Marifet Nedir ve Kaç Kısımdır?

Biz ona katımızdan bir rahmet vermiş, kendisine tarafımızdan bir ilim öğretmiştik.
GİRİŞ: 22.11.2021 07:51      GÜNCELLEME: 22.11.2021 07:51
Rasthaber -   İnsan içgüdüsel olarak ilmi sever ve marifeti arar. İnsanın hayvana en önemli imtiyazı idraki ve bilgisidir. Hâce Nâsir bu konuda kendinden geriye değerli düşünceler bırakmıştır.

Marifetin Tanım

İdrak ve bilgi, idrak edilenin suretinin idrak edende şekillenmesi ve zihninde belirmesidir.

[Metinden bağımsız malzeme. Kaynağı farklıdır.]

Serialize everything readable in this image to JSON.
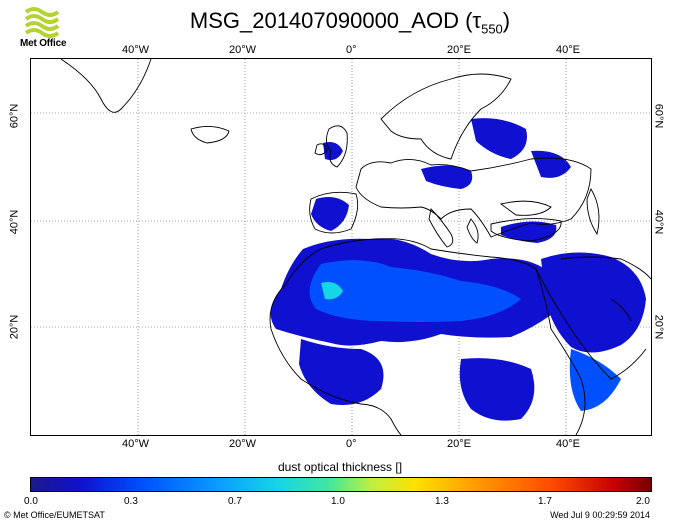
{
  "title": "MSG_201407090000_AOD (τ",
  "title_sub": "550",
  "title_close": ")",
  "logo_text": "Met Office",
  "lon_labels": [
    "40°W",
    "20°W",
    "0°",
    "20°E",
    "40°E"
  ],
  "lat_labels": [
    "60°N",
    "40°N",
    "20°N"
  ],
  "colorbar_label": "dust optical thickness []",
  "colorbar_ticks": [
    "0.0",
    "0.3",
    "0.7",
    "1.0",
    "1.3",
    "1.7",
    "2.0"
  ],
  "credit": "© Met Office/EUMETSAT",
  "timestamp": "Wed Jul  9 00:29:59 2014",
  "colors": {
    "aod_low": "#1010d0",
    "aod_mid": "#0050ff",
    "aod_high": "#16d6e6",
    "land_outline": "#000000"
  }
}
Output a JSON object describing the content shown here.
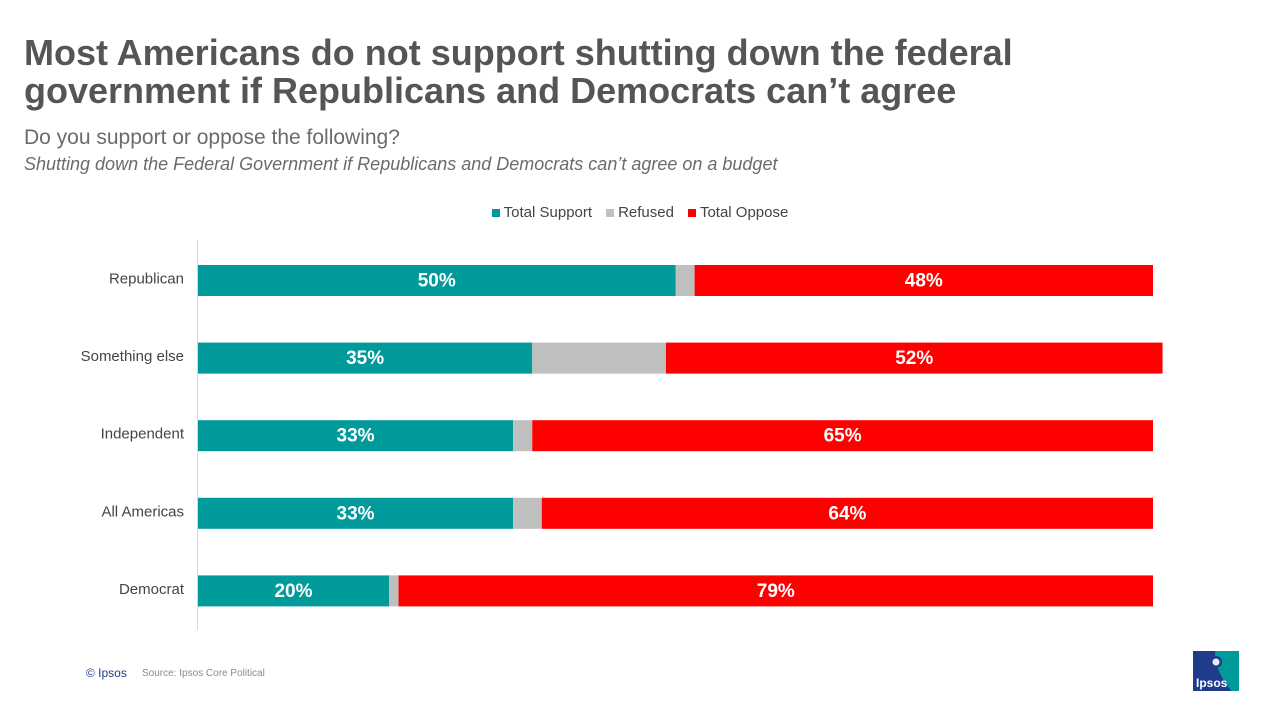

Bu esasa göre idrak edilen maddî bir varlık ise duyu organlarıyla algılanıp sureti nefiste şekillendiğinde duyusal idrak tahakkuk eder. Şekillenen suretin haricî şeyden ayrı soyut bir suret olduğu açıktır. İdrak edilen, maddî bir varlık değil de soyut bir varlık olursa insanın nefsinde bulunmasıyla idrak edilir, soyutlanması gerekmez. Bununla beraber marifet ve bilgi, idrak edilenin idrak eden yanında bulunmasıdır.[1]

Marifetin Kısımları
 
Marifet genel anlamıyla duyusal, hayalî, vehmî, aklî[2], şuhûdî[3], rabbanî ve vahyanî[4] marifet olarak sınıflandırılır. Biz burada Hâce Nâsir’e göre her birinin tanımını vereceğiz.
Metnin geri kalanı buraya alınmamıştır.